3. Find the inverse of the matrix \(\left( {\begin{aligned}{*{20}{c}}{\bf{8}}&{\bf{5}}\\{ - {\bf{7}}}&{ - {\bf{5}}}\end{aligned}} \right)\).

\(\begin{aligned}{c}\det \left( {\left( {\begin{aligned}{*{20}{c}}8&5\\{ - 7}&{ - 5}\end{aligned}} \right)} \right) = 8\left( { - 5} \right) - 5\left( { - 7} \right)\\ = - 40 + 35\\\det \left( {\left( {\begin{aligned}{*{20}{c}}8&5\\{ - 7}&{ - 5}\end{aligned}} \right)} \right) = - 5 \ne 0\end{aligned}\)

This implies that\(\left( {\begin{aligned}{*{20}{c}}8&5\\{ - 7}&{ - 5}\end{aligned}} \right)\)is invertible.

\({\left( {\begin{aligned}{*{20}{c}}a&b\\c&d\end{aligned}} \right)^{ - 1}} = \frac{1}{{ad - bc}}\left( {\begin{aligned}{*{20}{c}}d&{ - b}\\{ - c}&a\end{aligned}} \right)\) when \(ad - bc \ne 0\).

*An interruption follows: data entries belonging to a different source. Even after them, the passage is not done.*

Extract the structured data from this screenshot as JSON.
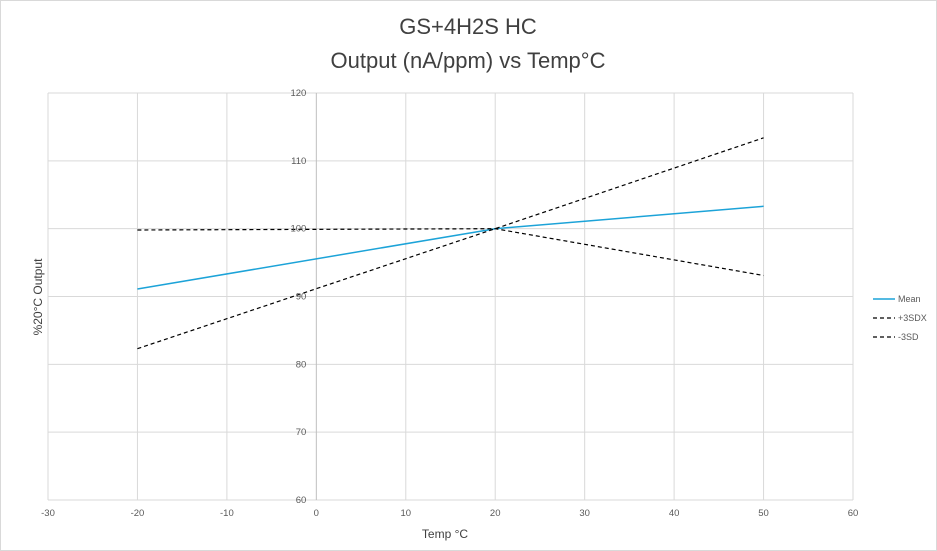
{
  "chart_data": {
    "type": "line",
    "title_lines": [
      "GS+4H2S HC",
      "Output (nA/ppm) vs Temp°C"
    ],
    "xlabel": "Temp °C",
    "ylabel": "%20°C Output",
    "xlim": [
      -30,
      60
    ],
    "ylim": [
      60,
      120
    ],
    "xticks": [
      -30,
      -20,
      -10,
      0,
      10,
      20,
      30,
      40,
      50,
      60
    ],
    "yticks": [
      60,
      70,
      80,
      90,
      100,
      110,
      120
    ],
    "grid": true,
    "legend_position": "right",
    "series": [
      {
        "name": "Mean",
        "x": [
          -20,
          20,
          50
        ],
        "y": [
          91.1,
          100,
          103.3
        ],
        "color": "#1ca3d8",
        "dash": "solid"
      },
      {
        "name": "+3SDX",
        "x": [
          -20,
          20,
          50
        ],
        "y": [
          82.3,
          100,
          113.4
        ],
        "color": "#000000",
        "dash": "dashed"
      },
      {
        "name": "-3SD",
        "x": [
          -20,
          20,
          50
        ],
        "y": [
          99.8,
          100,
          93.1
        ],
        "color": "#000000",
        "dash": "dashed"
      }
    ]
  }
}
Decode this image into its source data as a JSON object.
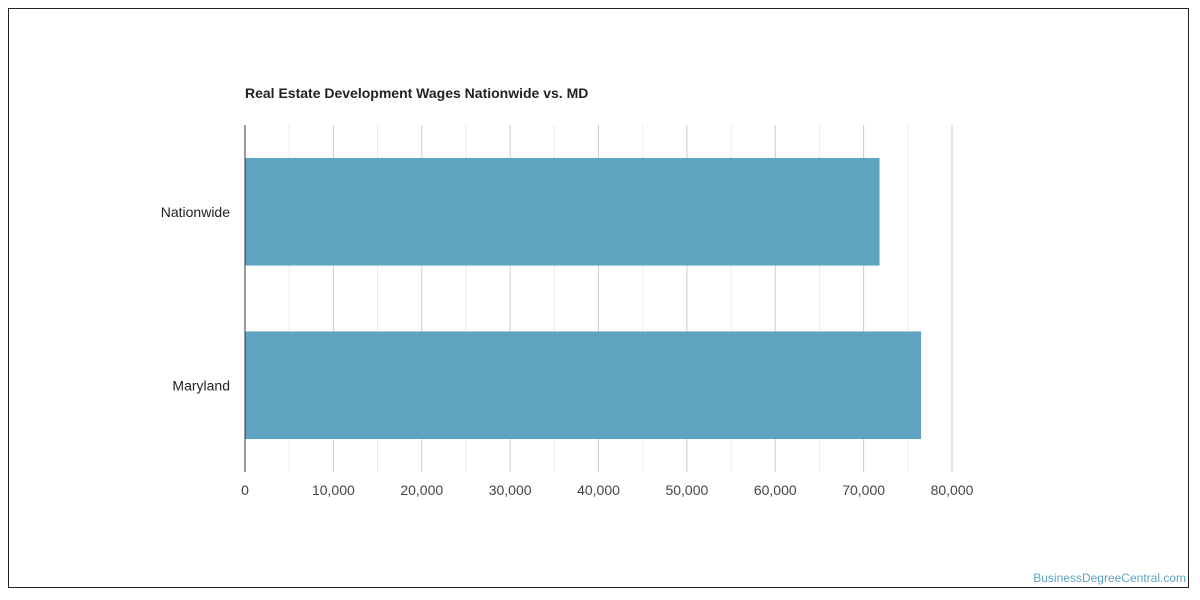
{
  "chart_data": {
    "type": "bar",
    "orientation": "horizontal",
    "title": "Real Estate Development Wages Nationwide vs. MD",
    "categories": [
      "Nationwide",
      "Maryland"
    ],
    "values": [
      71800,
      76500
    ],
    "xlabel": "",
    "ylabel": "",
    "xlim": [
      0,
      80000
    ],
    "x_ticks": [
      0,
      10000,
      20000,
      30000,
      40000,
      50000,
      60000,
      70000,
      80000
    ],
    "x_tick_labels": [
      "0",
      "10,000",
      "20,000",
      "30,000",
      "40,000",
      "50,000",
      "60,000",
      "70,000",
      "80,000"
    ],
    "grid": true,
    "legend": "none",
    "bar_color": "#5ea3bf"
  },
  "watermark": "BusinessDegreeCentral.com"
}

\(\begin{aligned}{c}{\left( {\begin{aligned}{*{20}{c}}8&5\\{ - 7}&{ - 5}\end{aligned}} \right)^{ - 1}} = \frac{1}{{ - 5}}\left( {\begin{aligned}{*{20}{c}}{ - 5}&{ - 5}\\7&8\end{aligned}} \right)\\ = \left( {\begin{aligned}{*{20}{c}}1&1\\{ - \frac{7}{5}}&{ - \frac{8}{5}}\end{aligned}} \right)\\{\left( {\begin{aligned}{*{20}{c}}8&5\\{ - 7}&{ - 5}\end{aligned}} \right)^{ - 1}} = \left( {\begin{aligned}{*{20}{c}}1&1\\{ - 1.4}&{ - 1.6}\end{aligned}} \right)\end{aligned}\)